One likely avenue is that we’ll see major policy overhauls come to be characterized as “fees”. Taxes are near-universally unpopular, but in order to get a DACA bill past reconciliation, you’ll need revenue. Fees give you that! And you can make them as small or high as you want. Call it “Reconciliation With Fees”, or as is more befitting our current age, “Reconciliation+”.
The intersection of partisan politics and race-class politics is also going to be fun here. It’s impossible that it hasn’t occurred to some Senate Democrats to do immigration reform as a fee- or tax-based proposal. Their hesitation is likely because of something else - and I’d bet that it has something to do with them not wanting to (1) provoke a White backlash to ambitious immigration reform, while (2) also imposing taxes on the very people they’ve been insisting are oppressed by the current system. The latter is a particularly bad look, especially for a party that’s been traumatized by 40 straight years of its proposals being propagandized as cynically as possible.
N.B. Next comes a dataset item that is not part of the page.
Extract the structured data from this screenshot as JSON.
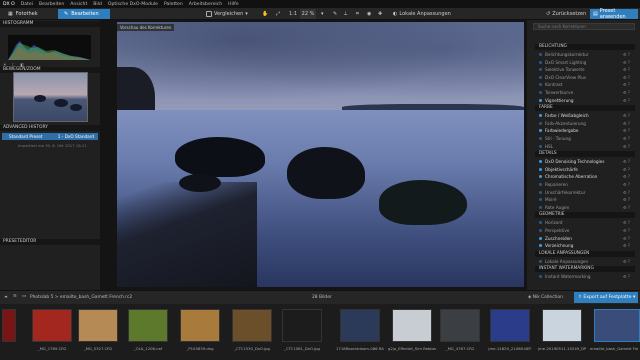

Regardless, I think they’ll get there eventually, and probably even get some “help” from the Republicans once their base sees Democrats actually managing to pass real policy under Reconciliation+. In fact, the Republicans will be even more effective at it, given their better discipline. The saving grace for liberals is that Republicans will be just as hampered as Democrats, and Republicans are better at doling out to their base in more manageable chunks. However, I still can see a future where, just like happened with using the filibuster to block everything, both parties’ voters end up demanding their party use Reconciliation+ to pass everything. The parliamentarian becomes a politicized post, and the filibuster can gets kicked down the road another decade or two as both parties vie for advantage in the Reconciliation+ Era.
In a world where you get 3 shots at policy, and you have to pass them as fees or tax rebates, this distorts a lot of policy. For instance, instead of a “Kids’ UBI”, we have the (Soon-To-Be) Permanent CTC doled out as a monthly rebate check. Instead of an honest-to-God immigration overhaul, you’ll have a “processing and integration fee”. But it’s all going to come in fits and starts. Small-c conservatives who wail about preserving the filibuster will get a funhouse version of their impossible dreams - legislation that is infrequent and in theory restricted to a certain scope, but because of all the contortions required to get it there while “keeping the filibuster”, is also the very bloated, tinsel-laden legislation they profess to hate.
It’s going to be hilarious to see how the history textbooks eventually describe Reconciliation+.
Call it the flip side to “Secret Congress”.